An open crossfeed valve on a Qantas Airways Boeing 737-800 led to a fuel imbalance in flight, with the crew misidentifying the problem as a fuel leak, and then shutting down an engine and diverting.

The incident, which the Australian Transport Safety Bureau labels as ‘serious’, occurred on 25 October 2021 as the aircraft, VH-VZT, operated a scheduled service from Perth to Adelaide.

Qantas 737-800

Source: Wikimedia Commons

A Qantas 737-800 on final approach to Perth in October 2021

Prior to departing Perth in the late afternoon, the captain conducted a walkaround and saw frost on the wings caused by cold fuel in the main tanks. As this presented a safety risk, the crossfeed valve was opened, moving cold fuel from the wings into the centre tank. The wing tanks where then filled with warm fuel.

“During pre-flight checks, and later during the climb and level-off, the flight crew did not notice the crossfeed selector in the open position or the associated dimmed blue indicator light on the fuel panel,” says the ATSB’s final report into the incident.

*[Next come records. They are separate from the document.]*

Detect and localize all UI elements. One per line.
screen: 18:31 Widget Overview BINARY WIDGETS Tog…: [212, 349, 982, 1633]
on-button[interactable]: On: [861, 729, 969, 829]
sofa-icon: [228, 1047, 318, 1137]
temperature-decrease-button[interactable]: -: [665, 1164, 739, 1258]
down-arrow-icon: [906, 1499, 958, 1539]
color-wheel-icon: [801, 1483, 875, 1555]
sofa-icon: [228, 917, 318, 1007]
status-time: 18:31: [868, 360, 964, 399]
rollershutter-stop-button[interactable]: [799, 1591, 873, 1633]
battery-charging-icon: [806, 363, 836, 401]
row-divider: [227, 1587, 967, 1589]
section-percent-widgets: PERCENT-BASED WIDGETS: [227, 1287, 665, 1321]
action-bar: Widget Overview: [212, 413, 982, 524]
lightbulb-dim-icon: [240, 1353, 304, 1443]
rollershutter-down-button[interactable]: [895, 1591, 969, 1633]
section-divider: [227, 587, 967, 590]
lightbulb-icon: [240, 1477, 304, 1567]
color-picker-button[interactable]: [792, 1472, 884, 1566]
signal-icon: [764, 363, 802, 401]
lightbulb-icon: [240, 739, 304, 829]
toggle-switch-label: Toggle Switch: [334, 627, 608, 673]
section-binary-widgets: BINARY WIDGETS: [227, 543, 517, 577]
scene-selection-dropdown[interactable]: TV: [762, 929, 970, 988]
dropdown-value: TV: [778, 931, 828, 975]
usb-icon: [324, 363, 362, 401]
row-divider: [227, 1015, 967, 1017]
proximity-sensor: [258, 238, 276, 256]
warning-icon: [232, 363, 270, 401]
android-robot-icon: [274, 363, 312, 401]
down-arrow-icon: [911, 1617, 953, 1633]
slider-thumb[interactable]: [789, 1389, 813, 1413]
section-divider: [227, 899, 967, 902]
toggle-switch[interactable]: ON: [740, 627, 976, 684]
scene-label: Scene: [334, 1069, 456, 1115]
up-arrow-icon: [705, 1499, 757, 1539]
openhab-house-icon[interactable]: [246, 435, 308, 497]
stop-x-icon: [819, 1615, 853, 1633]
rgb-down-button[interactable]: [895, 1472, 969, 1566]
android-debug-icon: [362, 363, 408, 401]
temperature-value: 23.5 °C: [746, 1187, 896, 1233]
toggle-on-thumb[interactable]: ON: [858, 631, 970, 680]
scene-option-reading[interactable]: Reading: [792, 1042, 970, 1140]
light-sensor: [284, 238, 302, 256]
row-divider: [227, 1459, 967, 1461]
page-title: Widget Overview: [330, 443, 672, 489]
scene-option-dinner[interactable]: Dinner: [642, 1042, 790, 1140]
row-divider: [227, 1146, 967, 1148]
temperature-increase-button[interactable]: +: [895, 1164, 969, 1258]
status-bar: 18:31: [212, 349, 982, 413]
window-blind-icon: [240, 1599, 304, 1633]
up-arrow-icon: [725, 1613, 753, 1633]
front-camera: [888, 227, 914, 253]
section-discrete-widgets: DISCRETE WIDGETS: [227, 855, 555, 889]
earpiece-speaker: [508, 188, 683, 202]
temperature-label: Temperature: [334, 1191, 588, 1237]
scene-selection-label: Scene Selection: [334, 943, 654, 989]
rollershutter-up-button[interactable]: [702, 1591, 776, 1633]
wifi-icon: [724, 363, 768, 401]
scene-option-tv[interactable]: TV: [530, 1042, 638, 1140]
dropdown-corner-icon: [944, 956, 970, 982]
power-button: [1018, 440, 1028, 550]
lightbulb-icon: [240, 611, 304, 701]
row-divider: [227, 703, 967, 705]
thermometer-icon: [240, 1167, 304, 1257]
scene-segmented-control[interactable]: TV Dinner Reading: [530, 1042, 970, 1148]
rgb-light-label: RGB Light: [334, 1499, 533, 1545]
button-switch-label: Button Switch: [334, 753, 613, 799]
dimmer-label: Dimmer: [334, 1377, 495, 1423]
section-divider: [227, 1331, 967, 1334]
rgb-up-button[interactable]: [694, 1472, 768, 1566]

“In flight, after the centre tank fuel pumps were switched off, fuel had been continually pumped from the left main tank to the right engine via the open crossfeed valve as the result of uneven fuel pump pressures.”

The aircraft’s manual indicated that this could cause a fuel imbalance, but the crew did not recall this fact. Also, the aircraft’s imbalance checklist provided “insufficient guidance.”

This resulted in the crew misidentifying the issue as a fuel leak. They shut down the left-hand engine and diverted to Kalgoorlie.

“Partly as a result of confirmation bias, stress and perceived time pressure with the aircraft approaching an overwater segment of the flight, the flight crew abbreviated the relevant checklists,” adds the ATSB.

“Flight crew actions when completing the fuel leak engine checklist resulted in them mistakenly confirming the presence of a fuel leak, but unknown to the flight crew at the time, the method used to determine the presence of a fuel leak was invalid due to a step being inadvertently performed out of sequence.”

The ATSB says that the incident highlights the importance of checklists.

“Checklists are designed to minimise performance variability under workload and stress, and thereby increase the likelihood that all required actions are successfully carried out,” it says.

“The importance of precision when following checklists, especially when under stress and time pressure, is highlighted by this occurrence.”